Еще не хватало сабантуй устраивать вокруг одной какой-то истеричной бабенки. Слава богу, их тут трое мужиков-гвардейцев. Надо будет успокоить ее, так уж как-нибудь сумеют.
Бурнашов ввел пленную летчицу, и поначалу ничего такого истеричного, злобного в ее облике Вахромеев не обнаружил. Молодая, лет двадцати, не больше. "Не фрау, а медхен. Девушка, - пользуясь запасом немецкого, мысленно поправил Вахромеев командира роты. - И видать, занозистая, нервная девка - глаза горят, мелко дрожат губы. Ну конечно, перетрусила: навалились солдаты, скрутили руки. И повели неизвестно куда. Мало ли что могла подумать…".
- А почему она вся мокрая?
- Да в бега ударилась. Выскочила из этого своего "шторха" - и через кусты к речке. В воду сиганула. Мы ее уже оттуда вылавливали. Ребята тоже накупались, прямо в амуниции.
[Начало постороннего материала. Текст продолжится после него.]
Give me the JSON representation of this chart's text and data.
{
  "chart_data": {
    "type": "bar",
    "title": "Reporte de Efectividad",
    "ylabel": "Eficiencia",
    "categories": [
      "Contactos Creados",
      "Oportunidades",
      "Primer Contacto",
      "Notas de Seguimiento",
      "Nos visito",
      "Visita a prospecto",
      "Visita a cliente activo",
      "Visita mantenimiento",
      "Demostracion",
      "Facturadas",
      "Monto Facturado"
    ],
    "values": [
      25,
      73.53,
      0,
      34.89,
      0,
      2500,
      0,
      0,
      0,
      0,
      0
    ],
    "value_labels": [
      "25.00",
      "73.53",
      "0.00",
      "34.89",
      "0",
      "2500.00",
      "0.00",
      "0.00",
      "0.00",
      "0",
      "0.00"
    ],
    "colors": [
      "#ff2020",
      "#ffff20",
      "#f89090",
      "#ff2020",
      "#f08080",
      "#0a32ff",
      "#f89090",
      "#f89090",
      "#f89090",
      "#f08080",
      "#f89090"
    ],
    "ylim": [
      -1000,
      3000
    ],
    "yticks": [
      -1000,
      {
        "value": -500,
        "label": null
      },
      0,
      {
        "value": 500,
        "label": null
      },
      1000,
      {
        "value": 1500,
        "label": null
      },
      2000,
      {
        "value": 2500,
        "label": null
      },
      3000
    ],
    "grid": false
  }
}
А второй летчик с ней был, так тот удрал. Скорее всего, утонул. Как нырнул с берега, так мы больше его и не видели. Наверно, пулю схватил. Пальба же была - ужас!
Вахромеев сделал несколько шагов к пленной и, разглядывая ее, остановился, но не близко и на всякий случай приготовился к неожиданностям. Да, лицо все в синяках, даже в кровоподтеках… "Нехорошо, очень некрасиво…". Вахромеев взглянул на Бурнашова, укоризненно покачал головой. Тот понял, стукнул каблуками.
- Напрасно думаете, товарищ майор! Вам же известно: я законы не только знаю, но и соблюдаю! - Бурнашов намекал на свою довоенную службу. А служил он, между прочим, участковым милиционером в Черемше. - Эти телесные повреждения она, извиняюсь, сама себе причинила. Как упала, так, значит, в приборную доску носом. Физиономией то есть. Аж все стекла вдребезги, и кровь на приборах. Это я лично засвидетельствовал.
- Оружие при ней было?
- А как же. Парабеллум. Вот, пожалуйста. - Бурнашов выложил на стол пистолет. Потом зачем-то вынул обойму и, посмеиваясь, стал щелчками выбрасывать из нее один за другим патроны. - Ну комедия была, товарищ майор! Она же, летчица, отстреливаться пыталась, а потом даже стреляться. Приставит эдак пистолет к виску и жмет. А оно, оружие то есть, ни гугу… И знаете почему? Заело казенник. Вот глядите, из чего они теперь гильзы делают. Из железа! Меди-то у них нет! А железная гильза, она, известно, сразу раздувается после выстрела. Да еще и пригорает - готова пробка, долотом выковыривай. Ну дожили фрицы до ручки: застрелиться и то нечем!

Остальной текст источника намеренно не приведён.